Kurgusal olmayan kitapta ise deneme, sanat projesi, zihniyet-tarihsel arşiv çalışması ve teorinin kesinlikle alışılmadık bir karışımı seçildi: Tom Holert'in “yaklaşık. 1972 Şiddet – Çevre – Kimlik – Yöntem” (Spector Books) demokrasi tarihi veya küresel iklim politikasının ikilemleri hakkında daha geleneksel, kurgu olmayan kitaplara tercih edildi.

Çevirilerde bile, Koreceden çeviri yapan dışarıdan biri olan Ki-Hyang Lee kazandı; Holert gibi o da o kadar şaşırmıştı ki herhangi bir konuşma hazırlamamıştı ve duygusal olarak bunalıma girmeden çok önce tek bir kelime bile söyleyememişti.

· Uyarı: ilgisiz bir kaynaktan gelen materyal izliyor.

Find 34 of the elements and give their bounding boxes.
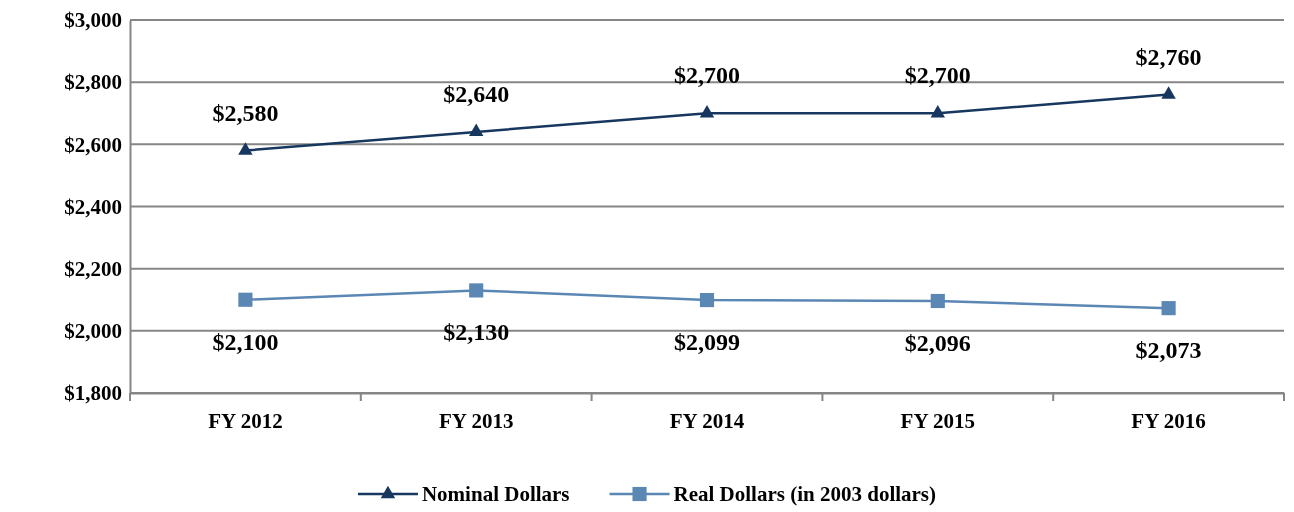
x-tick-label: FY 2013 <box>438 408 514 433</box>
y-tick-label: $2,800 <box>64 70 122 95</box>
data-label: $2,099 <box>674 329 740 356</box>
point <box>699 104 715 118</box>
data-label: $2,073 <box>1135 337 1202 364</box>
x-tick-label: FY 2016 <box>1131 408 1206 433</box>
data-label: $2,580 <box>212 99 279 126</box>
point <box>699 292 715 308</box>
point <box>469 283 484 298</box>
y-tick-label: $1,800 <box>64 381 122 406</box>
data-label: $2,700 <box>674 62 740 89</box>
x-tick-label: FY 2014 <box>669 408 745 433</box>
x-tick-label: FY 2012 <box>208 408 283 433</box>
x-tick-label: FY 2015 <box>900 408 976 433</box>
y-tick-label: $2,600 <box>64 132 122 157</box>
data-label: $2,100 <box>212 328 279 355</box>
data-label: $2,096 <box>904 329 971 356</box>
point <box>238 292 253 307</box>
y-tick-label: $2,400 <box>64 194 122 219</box>
y-tick-label: $2,000 <box>64 319 122 344</box>
y-tick-label: $2,200 <box>64 256 122 281</box>
point <box>1161 301 1176 316</box>
legend-label: Nominal Dollars <box>421 482 570 507</box>
data-label: $2,130 <box>443 319 510 346</box>
y-tick-label: $3,000 <box>64 8 122 33</box>
point <box>1161 86 1176 99</box>
point <box>238 142 253 155</box>
data-label: $2,700 <box>904 62 971 89</box>
point <box>930 293 945 309</box>
data-label: $2,760 <box>1135 43 1202 70</box>
legend-label: Real Dollars (in 2003 dollars) <box>673 482 937 507</box>
data-label: $2,640 <box>443 80 510 107</box>
point <box>930 104 946 118</box>
point <box>468 123 484 137</box>
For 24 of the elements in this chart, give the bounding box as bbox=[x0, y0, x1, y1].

Ödülü Bora Chung'un “Tavşanın Laneti” adlı öykülerini yayınladığı yayınla aldı.

Ödül, son yıllarda göz ardı edilenlere, (görünüşe göre) uzaklara ve ayrıca Marković'in hayran kitlesini önemli ölçüde artırma potansiyeline sahip olmasına rağmen satılması zor olanlara odaklanma çizgisine sadık kaldı. Bunun kendine has bir çekiciliği var ama Frankfurt'a olan mesafe giderek artıyor, özellikle konu fiyatın kitap piyasası üzerindeki etkisine gelince.

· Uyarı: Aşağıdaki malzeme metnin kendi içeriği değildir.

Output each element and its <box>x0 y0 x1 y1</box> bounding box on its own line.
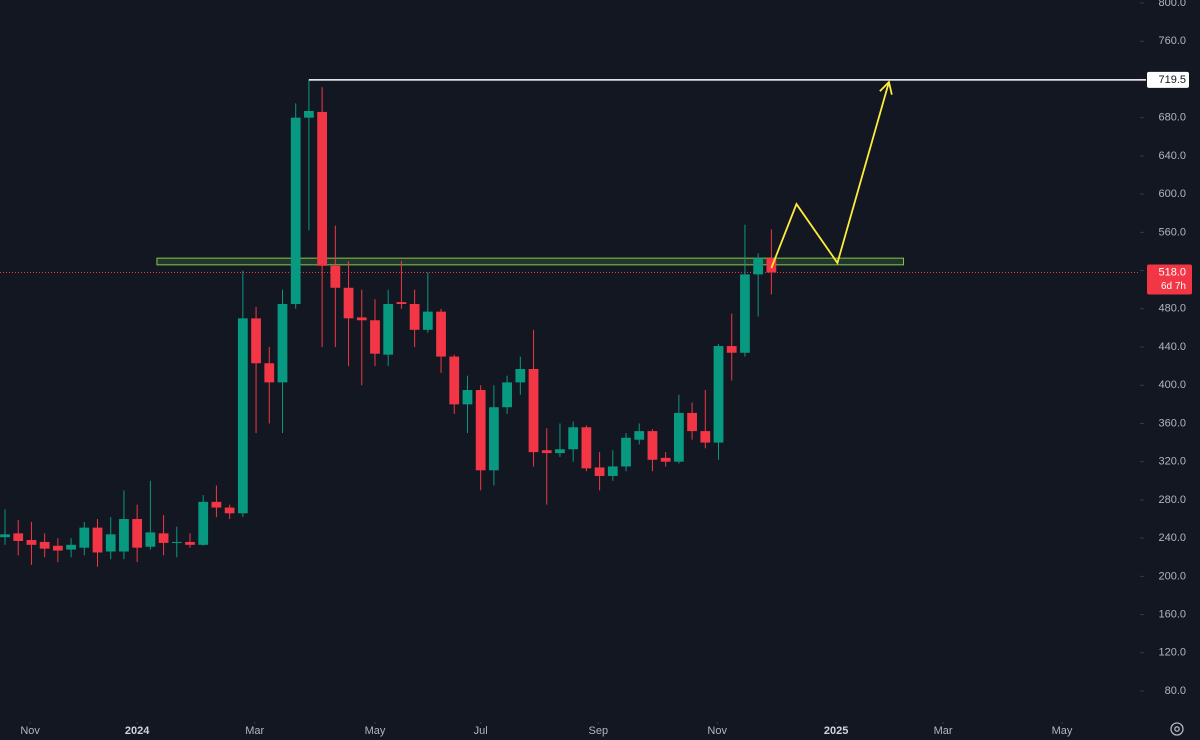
candle-body <box>39 541 50 549</box>
candle-body <box>568 427 579 450</box>
candle-body <box>105 534 116 552</box>
candle-body <box>237 318 248 514</box>
candle-body <box>343 287 354 319</box>
y-tick-label: 640.0 <box>1158 150 1186 162</box>
candle-body <box>753 258 764 275</box>
y-tick-label: 440.0 <box>1158 341 1186 353</box>
candle-body <box>185 541 195 545</box>
candle-body <box>700 431 711 443</box>
candle-body <box>251 318 261 364</box>
candle-body <box>304 110 314 118</box>
resistance-tag <box>1147 71 1189 88</box>
y-tick-label: 200.0 <box>1158 570 1186 582</box>
y-tick-label: 560.0 <box>1158 226 1186 238</box>
candle-body <box>356 317 367 321</box>
candle-body <box>541 450 552 454</box>
y-tick-label: 400.0 <box>1158 379 1186 391</box>
candle-body <box>581 427 592 469</box>
candle-body <box>436 311 446 357</box>
candle-body <box>449 356 460 405</box>
candle-body <box>92 527 103 553</box>
candle-body <box>0 534 10 538</box>
candle-body <box>647 431 658 460</box>
y-tick-label: 800.0 <box>1158 0 1186 9</box>
candle-body <box>422 311 433 330</box>
y-tick-label: 240.0 <box>1158 532 1186 544</box>
y-tick-label: 680.0 <box>1158 112 1186 124</box>
candle-body <box>687 412 697 432</box>
candle-body <box>621 437 631 467</box>
candle-body <box>26 540 37 545</box>
candle-body <box>13 533 24 542</box>
candle-body <box>224 507 235 514</box>
x-tick-label: Nov <box>20 725 40 737</box>
x-tick-label: May <box>365 725 386 737</box>
candle-body <box>290 117 301 305</box>
candle-body <box>396 302 407 305</box>
y-tick-label: 160.0 <box>1158 608 1186 620</box>
y-tick-label: 360.0 <box>1158 417 1186 429</box>
y-tick-label: 480.0 <box>1158 303 1186 315</box>
candle-body <box>673 412 684 462</box>
x-tick-label: 2025 <box>824 725 848 737</box>
candle-body <box>132 519 143 548</box>
y-tick-label: 120.0 <box>1158 647 1186 659</box>
candle-body <box>634 431 645 440</box>
candle-body <box>277 304 288 383</box>
candle-body <box>766 258 777 273</box>
candle-body <box>409 304 420 330</box>
x-tick-label: Mar <box>245 725 264 737</box>
projection-path <box>770 81 890 269</box>
x-tick-label: 2024 <box>125 725 150 737</box>
x-tick-label: Nov <box>707 725 727 737</box>
candle-body <box>66 544 76 550</box>
candle-body <box>330 265 341 288</box>
candle-body <box>660 457 671 462</box>
countdown-label: 6d 7h <box>1161 281 1186 292</box>
x-tick-label: Jul <box>474 725 488 737</box>
candle-body <box>370 320 380 354</box>
candle-body <box>462 390 473 405</box>
candle-body <box>489 407 499 471</box>
candle-body <box>119 519 129 552</box>
x-tick-label: Mar <box>934 725 953 737</box>
y-tick-label: 80.0 <box>1165 685 1186 697</box>
candle-body <box>171 541 182 543</box>
candle-body <box>79 527 90 548</box>
y-tick-label: 600.0 <box>1158 188 1186 200</box>
candle-body <box>515 368 526 383</box>
icon-ring <box>1170 722 1184 736</box>
candle-body <box>607 466 618 477</box>
candle-body <box>211 501 222 508</box>
x-tick-label: Sep <box>588 725 608 737</box>
candle-body <box>158 533 169 543</box>
y-tick-label: 760.0 <box>1158 35 1186 47</box>
projection-arrowhead <box>879 80 893 95</box>
icon-center <box>1174 726 1180 732</box>
candle-body <box>555 449 565 454</box>
candle-body <box>383 304 394 355</box>
resistance-label: 719.5 <box>1158 74 1186 86</box>
candle-body <box>713 346 724 443</box>
x-tick-label: May <box>1052 725 1073 737</box>
support-zone <box>156 257 904 266</box>
candle-body <box>740 274 750 353</box>
y-tick-label: 280.0 <box>1158 494 1186 506</box>
candle-body <box>317 111 328 266</box>
last-price-label: 518.0 <box>1158 266 1186 278</box>
candle-body <box>145 532 156 547</box>
candle-body <box>264 363 275 383</box>
y-tick-label: 320.0 <box>1158 456 1186 468</box>
candle-body <box>475 390 486 471</box>
candle-body <box>198 501 209 545</box>
last-price-tag <box>1147 264 1192 295</box>
candle-body <box>594 467 605 477</box>
candle-body <box>528 368 539 453</box>
candle-body <box>52 545 63 551</box>
candle-body <box>502 382 512 408</box>
candle-body <box>726 346 737 353</box>
settings-icon[interactable] <box>1170 722 1184 736</box>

Burada en son en çok satan potansiyeline sahip bir kitap, olağanüstü pandemi koşulları altında 2020'de Lutz Seiler'in yeniden birleşme sonrası romanı “Stern 111” kazanmıştı. Ödül, seçimiyle hem kurgu hem de kurgu dışı anlatı biçimlerinin ne kadar çeşitli olduğunu gösteriyor, Insa Wilke bunu başlangıçta yineledi. Ancak önceden buna hiç şüphe yoktu.